I was recently reminded of a couple of papers written by Jim Gray and Gianfranco Putzolu that calculated the cost of keeping data in memory vs the cost of paging it in from disk. I was happy to see that the thread was being kept alive by Goetz Graefe.
These papers used the cost of each media to determine how “hot” data needed to be to be cost-effectively stored in-memory. The 1987 five minute rule (click here to reference the original papers) was so named because at that time and based on the relative costs of CPU, Memory, and Disk; a 1KB record that was accessed every five minutes could be effectively stored in memory and a 4KB block of data broke-even at two minutes.
In 2009, with CPU prices coming down but the number of instructions executed per second going up, and with memory and prices down, the break-even point between keeping 4KB in memory or on a SATA disk was 90 minutes.

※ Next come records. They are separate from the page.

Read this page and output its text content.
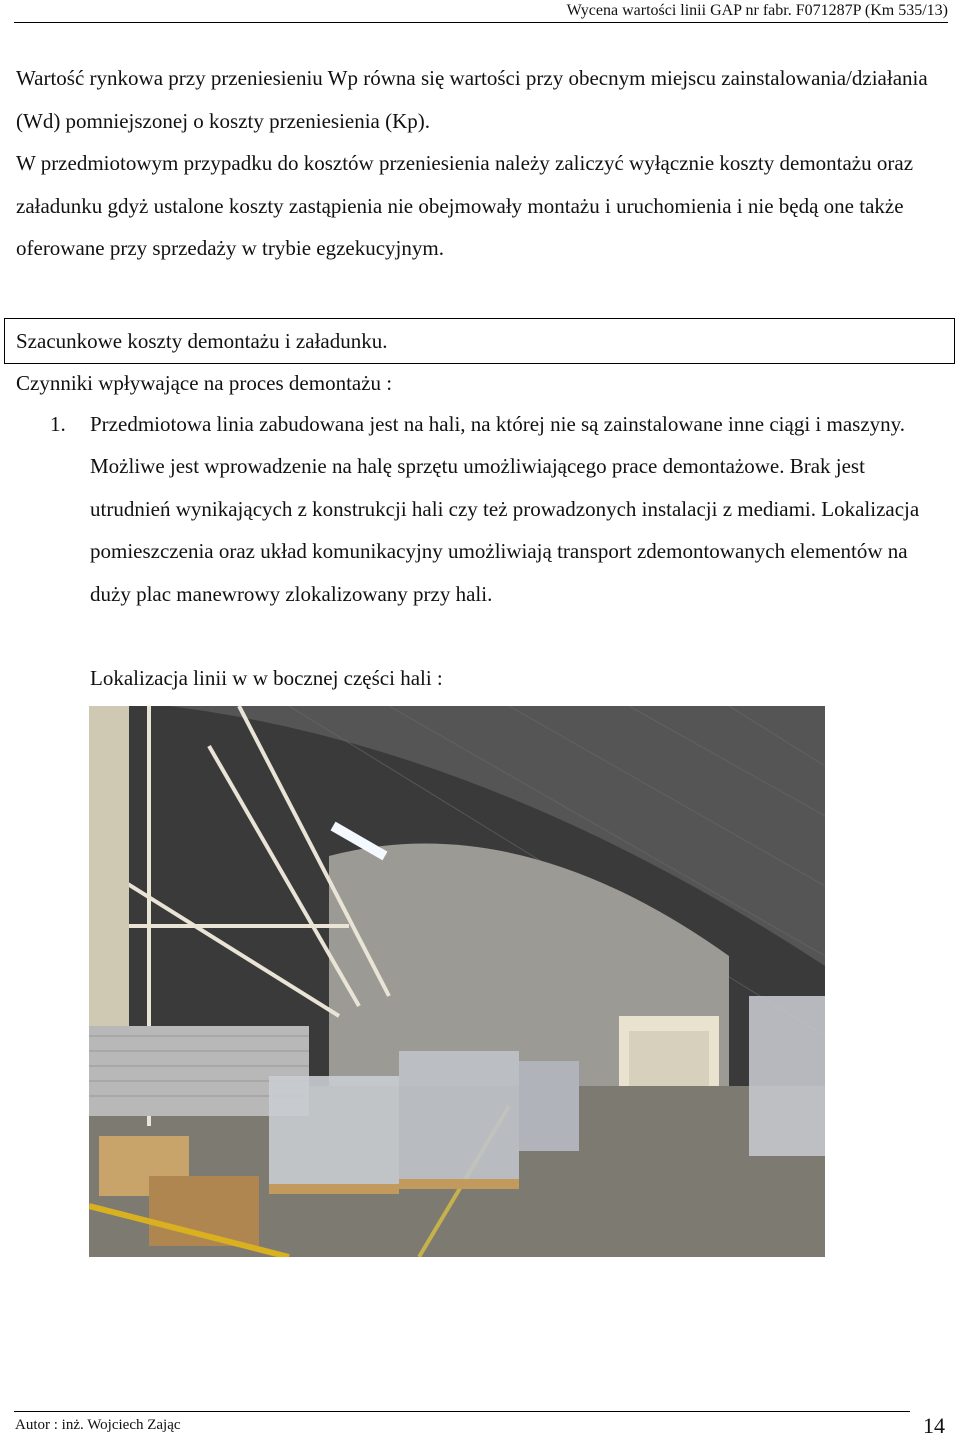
Wycena wartości linii GAP nr fabr. F071287P (Km 535/13)

Wartość rynkowa przy przeniesieniu Wp równa się wartości przy obecnym miejscu zainstalowania/działania (Wd) pomniejszonej o koszty przeniesienia (Kp).

W przedmiotowym przypadku do kosztów przeniesienia należy zaliczyć wyłącznie koszty demontażu oraz załadunku gdyż ustalone koszty zastąpienia nie obejmowały montażu i uruchomienia i nie będą one także oferowane przy sprzedaży w trybie egzekucyjnym.

Szacunkowe koszty demontażu i załadunku.
Czynniki wpływające na proces demontażu :
1. Przedmiotowa linia zabudowana jest na hali, na której nie są zainstalowane inne ciągi i maszyny. Możliwe jest wprowadzenie na halę sprzętu umożliwiającego prace demontażowe. Brak jest utrudnień wynikających z konstrukcji hali czy też prowadzonych instalacji z mediami. Lokalizacja pomieszczenia oraz układ komunikacyjny umożliwiają transport zdemontowanych elementów na duży plac manewrowy zlokalizowany przy hali.
Lokalizacja linii w w bocznej części hali :
Autor : inż. Wojciech Zając	14
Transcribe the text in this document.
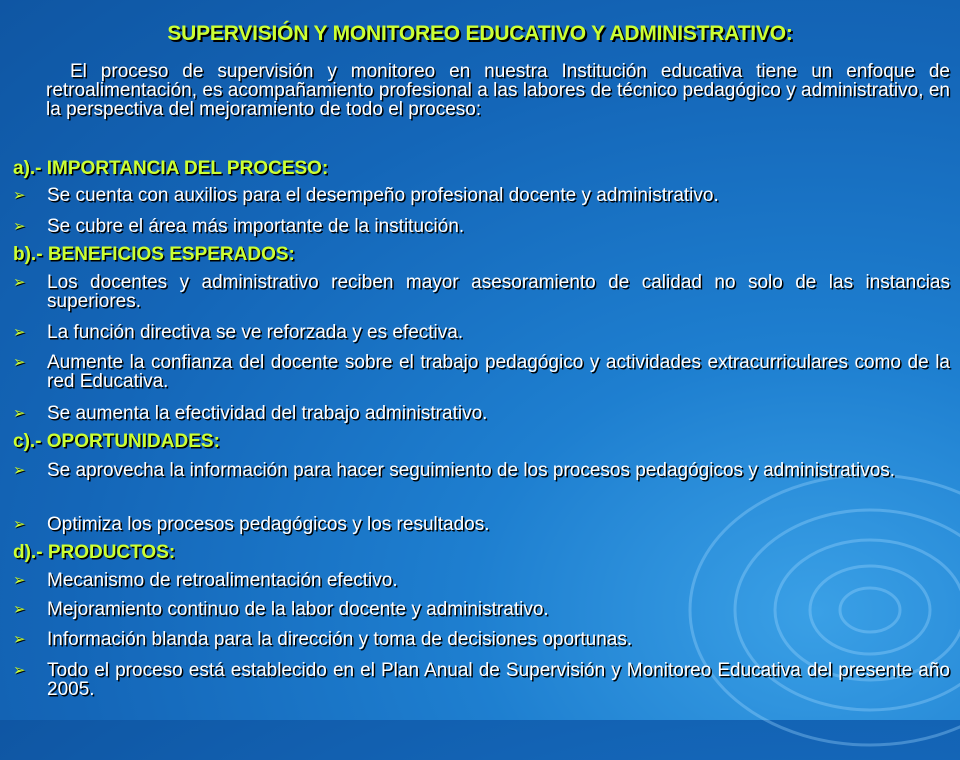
SUPERVISIÓN Y MONITOREO EDUCATIVO Y ADMINISTRATIVO:

El proceso de supervisión y monitoreo en nuestra Institución educativa tiene un enfoque de retroalimentación, es acompañamiento profesional a las labores de técnico pedagógico y administrativo, en la perspectiva del mejoramiento de todo el proceso:

a).- IMPORTANCIA DEL PROCESO:
➢	Se cuenta con auxilios para el desempeño profesional docente y administrativo.
➢	Se cubre el área más importante de la institución.
b).- BENEFICIOS ESPERADOS:
➢	Los docentes y administrativo reciben mayor asesoramiento de calidad no solo de las instancias superiores.
➢	La función directiva se ve reforzada y es efectiva.
➢	Aumente la confianza del docente sobre el trabajo pedagógico y actividades extracurriculares como de la red Educativa.
➢	Se aumenta la efectividad del trabajo administrativo.
c).- OPORTUNIDADES:
➢	Se aprovecha la información para hacer seguimiento de los procesos pedagógicos y administrativos.
➢	Optimiza los procesos pedagógicos y los resultados.
d).- PRODUCTOS:
➢	Mecanismo de retroalimentación efectivo.
➢	Mejoramiento continuo de la labor docente y administrativo.
➢	Información blanda para la dirección y toma de decisiones oportunas.
➢	Todo el proceso está establecido en el Plan Anual de Supervisión y Monitoreo Educativa del presente año 2005.
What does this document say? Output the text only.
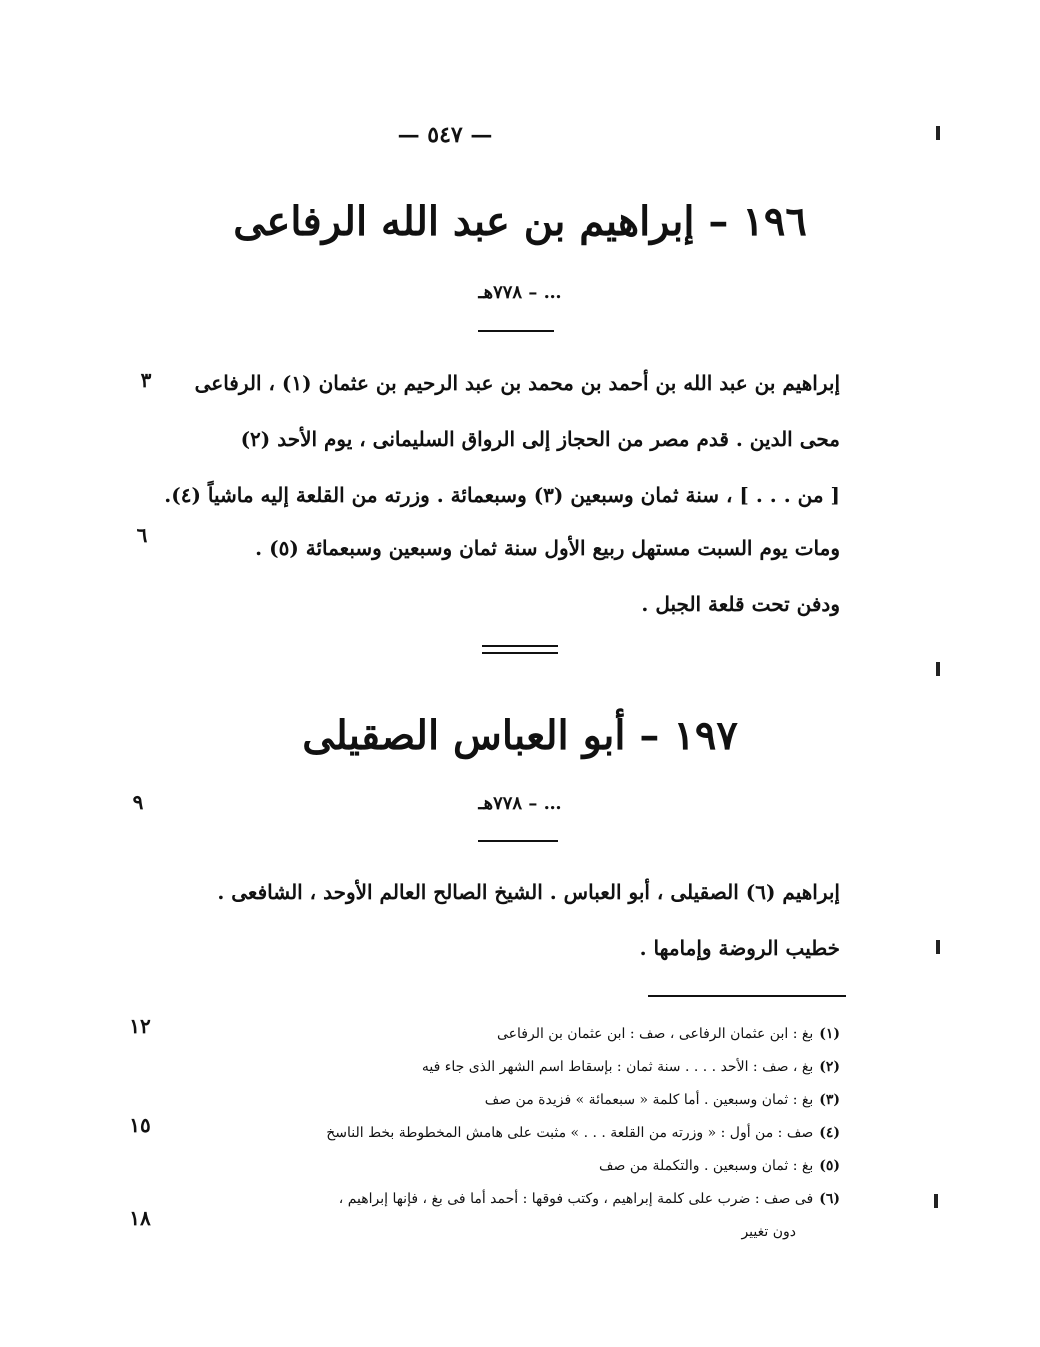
— ٥٤٧ —
١٩٦ – إبراهيم بن عبد الله الرفاعى
… – ٧٧٨هـ
إبراهيم بن عبد الله بن أحمد بن محمد بن عبد الرحيم بن عثمان (١) ، الرفاعى
محى الدين . قدم مصر من الحجاز إلى الرواق السليمانى ، يوم الأحد (٢)
[ من . . . ] ، سنة ثمان وسبعين (٣) وسبعمائة . وزرته من القلعة إليه ماشياً (٤).
ومات يوم السبت مستهل ربيع الأول سنة ثمان وسبعين وسبعمائة (٥) .
ودفن تحت قلعة الجبل .
١٩٧ – أبو العباس الصقيلى
… – ٧٧٨هـ
إبراهيم (٦) الصقيلى ، أبو العباس . الشيخ الصالح العالم الأوحد ، الشافعى .
خطيب الروضة وإمامها .
٣
٦
٩
١٢
١٥
١٨
(١)بغ : ابن عثمان الرفاعى ، صف : ابن عثمان بن الرفاعى
(٢)بغ ، صف : الأحد . . . . سنة ثمان : بإسقاط اسم الشهر الذى جاء فيه
(٣)بغ : ثمان وسبعين . أما كلمة « سبعمائة » فزيدة من صف
(٤)صف : من أول : « وزرته من القلعة . . . » مثبت على هامش المخطوطة بخط الناسخ
(٥)بغ : ثمان وسبعين . والتكملة من صف
(٦)فى صف : ضرب على كلمة إبراهيم ، وكتب فوقها : أحمد أما فى بغ ، فإنها إبراهيم ،
دون تغيير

Let’s be clear about what this means. Based solely on the cost of CPUs, RAM, and SATA drives; any data that is accessed more frequently than each 90 minutes should be kept in memory. This does not include any ROI based on the business benefits of a speedy response. It does not adjust for data compression which allows more than 4KB of user data to use 4KB of RAM. Just pure IT economics gets us to this point.
So… if you have data in a data warehouse or a mart that is touched by a query at least once every 90 minutes… it is wasteful to store it on disk. If you have an in-memory database than can compress the data 2X and use it in its compressed form, then the duration goes up to 180 minutes. You do not have to look any further than this to find the ROI for an in-memory data base (IMDB).